Irgendwann sah er dann nur noch den Tisch, der gedeckt war, beladen mit einem Stapel duftender Brotfladen, mit goldgelber Butter, mit Rührei auf einem riesigen Teller, einem ganzen Berg aus Rührei... Und Krischna versuchte im Traum, darauf zuzugehn, schluckend, von Hunger gewürgt, am Hals zurückgehalten von unsichtbarer Hand. Er wehrte sich gegen den Würgegriff, wollte ihn abschütteln, sich befrein, um an den Tisch zu gelangen; da wurde er plötzlich beiseite gestoßen, stürzte hin, schlug mit dem Kopf auf einer harten Unterlage auf und - erwachte.
Und sah, ohne zu begreifen, eine Gestalt aufspringen, in der Gasse verschwinden, und erkannte über den Dächern und unter dem Torbogen den Himmel, der eben dämmerte, einen Fetzen Morgenhimmel, und bemerkte mit einer Gewissheit, die ihn entsetzte, einen kostbaren Atemzug lang lähmte, wie niedrig sein Kopf lag, wie hart und flach auf der Matte.
Als Krischna wieder zur Besinnung kam, keuchend, taumelnd, von Schweiß überströmt, erschöpft, wusste er nicht, wo er sich befand, nicht, wie weit er gerannt war. In seinen Ohren hämmerte das Blut, und vor seinen Augen tanzten Funken. Dennoch lief er weiter, setzte beinah mechanisch Fuß vor Fuß, schlurfend.

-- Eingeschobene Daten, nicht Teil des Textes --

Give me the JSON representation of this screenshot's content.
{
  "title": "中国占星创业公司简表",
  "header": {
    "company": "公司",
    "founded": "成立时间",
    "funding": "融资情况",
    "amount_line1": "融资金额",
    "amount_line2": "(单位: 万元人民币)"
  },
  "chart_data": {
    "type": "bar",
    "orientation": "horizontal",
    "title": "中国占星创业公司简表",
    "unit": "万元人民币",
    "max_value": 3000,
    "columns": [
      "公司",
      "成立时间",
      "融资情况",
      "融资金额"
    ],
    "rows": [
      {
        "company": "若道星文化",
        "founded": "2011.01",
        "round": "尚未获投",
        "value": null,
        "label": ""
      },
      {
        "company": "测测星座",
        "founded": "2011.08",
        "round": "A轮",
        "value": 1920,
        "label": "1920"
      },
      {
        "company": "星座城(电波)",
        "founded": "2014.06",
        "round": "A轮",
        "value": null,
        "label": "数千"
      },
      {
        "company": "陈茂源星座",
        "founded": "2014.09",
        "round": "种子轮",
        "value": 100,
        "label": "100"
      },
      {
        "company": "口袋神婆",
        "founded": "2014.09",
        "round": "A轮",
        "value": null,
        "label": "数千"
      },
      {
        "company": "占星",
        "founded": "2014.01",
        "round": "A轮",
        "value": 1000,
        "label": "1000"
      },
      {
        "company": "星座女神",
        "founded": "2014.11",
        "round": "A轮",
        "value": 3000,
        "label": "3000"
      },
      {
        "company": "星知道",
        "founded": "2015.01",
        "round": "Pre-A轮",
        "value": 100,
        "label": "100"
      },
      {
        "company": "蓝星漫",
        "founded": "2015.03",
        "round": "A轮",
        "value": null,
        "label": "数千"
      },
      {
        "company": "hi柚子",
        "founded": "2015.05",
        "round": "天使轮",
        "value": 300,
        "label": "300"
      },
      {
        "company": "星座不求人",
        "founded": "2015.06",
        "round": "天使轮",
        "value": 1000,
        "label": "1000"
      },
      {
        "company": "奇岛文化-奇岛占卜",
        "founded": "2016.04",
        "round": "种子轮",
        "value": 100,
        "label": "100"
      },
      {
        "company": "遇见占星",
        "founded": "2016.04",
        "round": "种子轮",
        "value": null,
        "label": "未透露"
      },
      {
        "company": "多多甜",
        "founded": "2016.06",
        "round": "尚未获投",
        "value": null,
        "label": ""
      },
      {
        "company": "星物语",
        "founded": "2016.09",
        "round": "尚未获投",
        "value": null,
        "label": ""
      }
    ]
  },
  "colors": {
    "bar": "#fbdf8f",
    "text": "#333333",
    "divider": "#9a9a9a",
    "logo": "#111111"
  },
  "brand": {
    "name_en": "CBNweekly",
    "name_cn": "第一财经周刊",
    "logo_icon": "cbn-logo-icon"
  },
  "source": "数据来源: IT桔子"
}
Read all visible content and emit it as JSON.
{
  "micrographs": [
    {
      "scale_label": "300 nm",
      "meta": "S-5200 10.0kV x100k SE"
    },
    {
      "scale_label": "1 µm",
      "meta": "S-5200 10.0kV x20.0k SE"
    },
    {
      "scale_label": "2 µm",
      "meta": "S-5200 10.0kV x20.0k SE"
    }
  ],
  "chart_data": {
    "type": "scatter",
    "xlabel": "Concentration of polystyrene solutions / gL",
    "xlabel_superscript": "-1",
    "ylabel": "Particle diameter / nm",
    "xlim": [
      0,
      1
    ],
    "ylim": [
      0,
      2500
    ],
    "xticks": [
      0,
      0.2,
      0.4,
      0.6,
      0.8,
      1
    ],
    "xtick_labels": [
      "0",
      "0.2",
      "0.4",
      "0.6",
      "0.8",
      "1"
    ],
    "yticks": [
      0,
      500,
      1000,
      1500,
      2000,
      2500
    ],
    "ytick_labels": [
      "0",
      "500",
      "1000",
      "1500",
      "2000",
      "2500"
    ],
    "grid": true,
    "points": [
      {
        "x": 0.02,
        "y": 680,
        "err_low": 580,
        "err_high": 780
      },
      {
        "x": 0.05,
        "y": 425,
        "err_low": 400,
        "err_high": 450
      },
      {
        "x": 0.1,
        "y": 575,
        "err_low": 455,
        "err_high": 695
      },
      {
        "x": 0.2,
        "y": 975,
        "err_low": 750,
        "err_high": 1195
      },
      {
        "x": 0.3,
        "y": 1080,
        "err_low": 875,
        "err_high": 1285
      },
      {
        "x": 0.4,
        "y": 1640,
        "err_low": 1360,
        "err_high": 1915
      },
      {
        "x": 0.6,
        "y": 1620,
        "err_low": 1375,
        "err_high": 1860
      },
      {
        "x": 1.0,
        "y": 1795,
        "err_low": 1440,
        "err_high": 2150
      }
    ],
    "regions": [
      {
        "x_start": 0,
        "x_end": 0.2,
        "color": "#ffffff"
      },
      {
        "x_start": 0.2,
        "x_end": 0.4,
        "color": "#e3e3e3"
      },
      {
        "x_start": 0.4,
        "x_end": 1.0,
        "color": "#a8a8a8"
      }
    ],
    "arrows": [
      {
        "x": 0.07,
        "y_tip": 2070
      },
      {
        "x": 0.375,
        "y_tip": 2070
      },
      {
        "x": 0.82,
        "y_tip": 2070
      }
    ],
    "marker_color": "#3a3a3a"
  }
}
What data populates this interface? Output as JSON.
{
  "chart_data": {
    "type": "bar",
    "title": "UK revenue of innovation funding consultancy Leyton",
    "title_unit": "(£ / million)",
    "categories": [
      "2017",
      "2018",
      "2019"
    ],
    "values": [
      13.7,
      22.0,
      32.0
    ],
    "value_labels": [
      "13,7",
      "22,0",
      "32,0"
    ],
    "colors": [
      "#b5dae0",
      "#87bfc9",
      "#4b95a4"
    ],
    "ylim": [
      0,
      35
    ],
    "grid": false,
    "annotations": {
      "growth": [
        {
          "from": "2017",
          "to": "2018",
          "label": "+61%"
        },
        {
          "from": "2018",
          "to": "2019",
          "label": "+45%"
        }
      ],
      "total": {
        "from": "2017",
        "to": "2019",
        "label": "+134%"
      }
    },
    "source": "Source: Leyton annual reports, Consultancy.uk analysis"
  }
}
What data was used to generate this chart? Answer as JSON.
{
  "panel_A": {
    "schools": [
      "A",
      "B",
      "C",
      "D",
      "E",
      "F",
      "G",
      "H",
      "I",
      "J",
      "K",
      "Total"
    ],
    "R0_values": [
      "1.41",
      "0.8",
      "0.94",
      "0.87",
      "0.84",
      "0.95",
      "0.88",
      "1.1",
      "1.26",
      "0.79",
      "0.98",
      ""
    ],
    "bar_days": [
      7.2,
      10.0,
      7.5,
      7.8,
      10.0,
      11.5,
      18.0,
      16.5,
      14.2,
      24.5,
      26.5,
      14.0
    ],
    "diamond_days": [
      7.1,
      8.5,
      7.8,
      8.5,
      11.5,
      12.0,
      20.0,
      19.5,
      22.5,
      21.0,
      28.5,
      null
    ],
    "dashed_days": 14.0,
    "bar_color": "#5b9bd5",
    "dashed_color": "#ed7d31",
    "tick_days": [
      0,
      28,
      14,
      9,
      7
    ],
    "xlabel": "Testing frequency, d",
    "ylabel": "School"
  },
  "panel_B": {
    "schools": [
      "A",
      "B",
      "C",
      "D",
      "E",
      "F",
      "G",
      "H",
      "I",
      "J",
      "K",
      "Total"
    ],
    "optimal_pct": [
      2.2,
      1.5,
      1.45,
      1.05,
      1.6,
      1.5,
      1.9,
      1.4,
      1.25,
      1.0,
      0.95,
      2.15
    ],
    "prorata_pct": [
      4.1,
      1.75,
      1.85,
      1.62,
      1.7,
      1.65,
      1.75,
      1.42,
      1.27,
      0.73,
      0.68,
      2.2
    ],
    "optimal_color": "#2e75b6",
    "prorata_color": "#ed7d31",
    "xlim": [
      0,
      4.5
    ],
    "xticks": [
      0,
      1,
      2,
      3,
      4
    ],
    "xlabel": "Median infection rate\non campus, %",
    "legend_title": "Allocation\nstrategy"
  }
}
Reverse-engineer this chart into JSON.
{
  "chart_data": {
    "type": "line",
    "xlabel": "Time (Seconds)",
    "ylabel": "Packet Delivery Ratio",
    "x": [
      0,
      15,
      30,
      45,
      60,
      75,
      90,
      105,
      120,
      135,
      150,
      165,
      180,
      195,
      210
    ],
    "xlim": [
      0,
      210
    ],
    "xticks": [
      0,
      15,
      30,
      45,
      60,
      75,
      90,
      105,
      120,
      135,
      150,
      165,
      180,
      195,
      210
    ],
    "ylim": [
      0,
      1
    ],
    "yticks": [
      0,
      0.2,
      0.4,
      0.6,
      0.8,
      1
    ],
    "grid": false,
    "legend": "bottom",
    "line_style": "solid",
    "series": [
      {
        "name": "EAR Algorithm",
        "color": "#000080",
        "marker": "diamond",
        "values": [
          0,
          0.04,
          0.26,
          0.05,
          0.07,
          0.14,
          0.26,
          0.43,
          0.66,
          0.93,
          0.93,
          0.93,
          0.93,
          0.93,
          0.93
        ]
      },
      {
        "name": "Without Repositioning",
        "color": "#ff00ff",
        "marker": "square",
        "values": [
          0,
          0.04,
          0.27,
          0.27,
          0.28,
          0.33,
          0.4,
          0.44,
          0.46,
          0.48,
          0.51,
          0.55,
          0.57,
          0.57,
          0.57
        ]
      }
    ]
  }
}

Genauso gedankenlos, fast instinktiv, war er, nachdem er das erste Entsetzen überwunden hatte, aufgesprungen und losgestürzt, dem Dieb hinterher, schreiend. Anfangs schien die Entfernung gleich zu bleiben, sich gar zu verkürzen; mit flatterndem Hemd, das Bündel an die Brust gepresst, lief der Bursche, der Krischnas Nachbar gewesen war, hüpfend über das Pflaster, zunächst nur mit einem Vorsprung von etwa dreißig, kaum mehr als fünfunddreißig Metern. Der Dieb aber kannte hier jeden Winkel, und die Gassen und Straßen waren zu dieser Stunde fast leer. Niemand hielt ihn auf; unbehindert konnte er um Ecken biegen, immer wieder die Fluchtrichtung ändern. So war es ihm gelungen, zu verschwinden im Labyrinth dieser Stadt; so war er entkommen.
Es dauerte eine Weile, bis Krischna das voll begriff. Noch sträubte er sich, das ganze Ausmaß seines Unglücks einzusehn. Mit zitternden Beinen schlurfte er weiter, ziellos.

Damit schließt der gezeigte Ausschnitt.